For a while the Chinese were aware that things had gone awry with their revolution, but until Chairman Mao died, they couldn’t do anything about it. With such a heroic figure in power, who was going to do anything? Mao dies, the Gang of Four powerful party leaders, including Mao’s wife, were accused of crimes against the state (were they guilty? were they scapegoats? I don’t know) Deng Xiao Ping rose to power, Nixon came to call, and it was time for China to rebuild itself.

The most wonderful letter I have ever received. ❤

What I learned about totalitarianism in endless conversations with people during my year in China is that:

  • the people must support it;
  • it cannot co-exist with critical thought;
  • it requires a cult of personality, someone with the larger-than-life image of Chairman Mao;
  • the media must be controlled and free expression of ideas must be suppressed;
  • knowledge is the enemy of totalitarianism;
  • the language of totalitarianism relies on hyperbole and absolutes such as “the greatest” and “the only;”
  • repetition, repetition, repetition, slogans and proverbs serve the ends of totalitarianism;
  • totalitarianism is attractive to desperate people who are looking for a fast solution to their problems.

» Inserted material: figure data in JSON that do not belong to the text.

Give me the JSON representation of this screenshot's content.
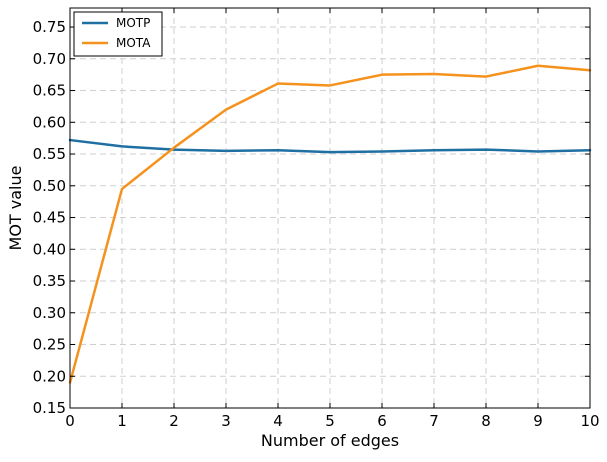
{
  "chart_data": {
    "type": "line",
    "title": "",
    "xlabel": "Number of edges",
    "ylabel": "MOT value",
    "x": [
      0,
      1,
      2,
      3,
      4,
      5,
      6,
      7,
      8,
      9,
      10
    ],
    "xlim": [
      0,
      10
    ],
    "ylim": [
      0.15,
      0.78
    ],
    "xticks": [
      "0",
      "1",
      "2",
      "3",
      "4",
      "5",
      "6",
      "7",
      "8",
      "9",
      "10"
    ],
    "yticks": [
      "0.15",
      "0.20",
      "0.25",
      "0.30",
      "0.35",
      "0.40",
      "0.45",
      "0.50",
      "0.55",
      "0.60",
      "0.65",
      "0.70",
      "0.75"
    ],
    "grid": true,
    "legend_position": "top-left",
    "series": [
      {
        "name": "MOTP",
        "color": "#1f6fa3",
        "values": [
          0.572,
          0.562,
          0.557,
          0.555,
          0.556,
          0.553,
          0.554,
          0.556,
          0.557,
          0.554,
          0.556
        ]
      },
      {
        "name": "MOTA",
        "color": "#f5921e",
        "values": [
          0.19,
          0.495,
          0.56,
          0.62,
          0.661,
          0.658,
          0.675,
          0.676,
          0.672,
          0.689,
          0.682
        ]
      }
    ]
  }
}
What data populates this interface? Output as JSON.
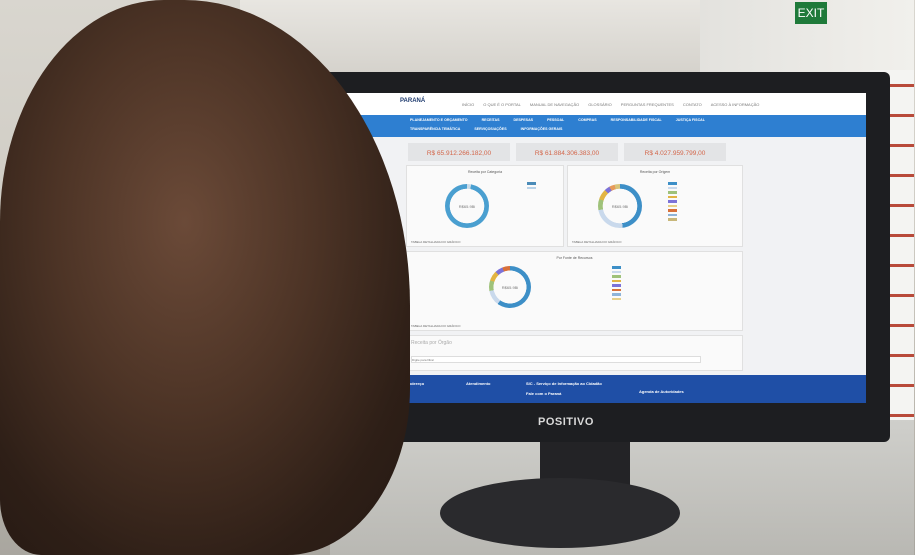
{
  "sign": {
    "exit_label": "EXIT"
  },
  "monitor": {
    "brand": "POSITIVO"
  },
  "site": {
    "logo": "PARANÁ",
    "top_nav": [
      "INÍCIO",
      "O QUE É O PORTAL",
      "MANUAL DE NAVEGAÇÃO",
      "GLOSSÁRIO",
      "PERGUNTAS FREQUENTES",
      "CONTATO",
      "ACESSO À INFORMAÇÃO"
    ],
    "menu_row1": [
      "PLANEJAMENTO E ORÇAMENTO",
      "RECEITAS",
      "DESPESAS",
      "PESSOAL",
      "COMPRAS",
      "RESPONSABILIDADE FISCAL",
      "JUSTIÇA FISCAL"
    ],
    "menu_row2": [
      "TRANSPARÊNCIA TEMÁTICA",
      "SERVIÇOS/AÇÕES",
      "INFORMAÇÕES GERAIS"
    ],
    "kpis": [
      "R$ 65.912.266.182,00",
      "R$ 61.884.306.383,00",
      "R$ 4.027.959.799,00"
    ],
    "charts": [
      {
        "title": "Receita por Categoria",
        "center": "R$65.9Bi",
        "table": "TABELA DETALHADA DO GRÁFICO"
      },
      {
        "title": "Receita por Origem",
        "center": "R$65.9Bi",
        "table": "TABELA DETALHADA DO GRÁFICO"
      },
      {
        "title": "Por Fonte de Recursos",
        "center": "R$65.9Bi",
        "table": "TABELA DETALHADA DO GRÁFICO"
      }
    ],
    "organ": {
      "title": "Receita por Órgão",
      "filter_placeholder": "Digite para filtrar"
    },
    "footer": {
      "address": "Endereço",
      "service": "Atendimento",
      "sic": "SIC - Serviço de Informação ao Cidadão",
      "talk": "Fale com o Paraná",
      "agenda": "Agenda de Autoridades"
    },
    "colors": {
      "menu": "#2e7fd1",
      "footer": "#1f4fa6",
      "kpi_text": "#d3664a",
      "donut": "#4a9fd0"
    }
  }
}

I also came to understand that communism is not totalitarianism; that is just the only model recent history has offered us.

Tiananmen Square in Beijing.
Chairman Mao on the Side of a Building in Haikou City on Hainan Island

Very little of Chairman Mao remained in “my” China. There was only one random Mao picture. It was on a remote and then very poor part of China, Hainan Island.

Hainan is now a developed luxurious place for tourists.

6 thoughts on “Thoughts on Totalitarianism (and Chairman Mao)

  1. This is probably the same period when they were using Han pottery, ground up, to pave their roads. They did eventually come to their senses, but they destroyed a huge amount of ancient porcelain and let the Forbidden City fall into further ruin. I used to belong to a group and the dues I paid were used to help try to keep that city from complete collapse. I think they eventually realized it was a tourist site. Saved by tourism.

    • China was saved by tourism. When they figured it out (I was there at the time) they started putting a priority on repairing things they’d destroyed. But I think they also repaired them for themselves. All the “olds” just went underground.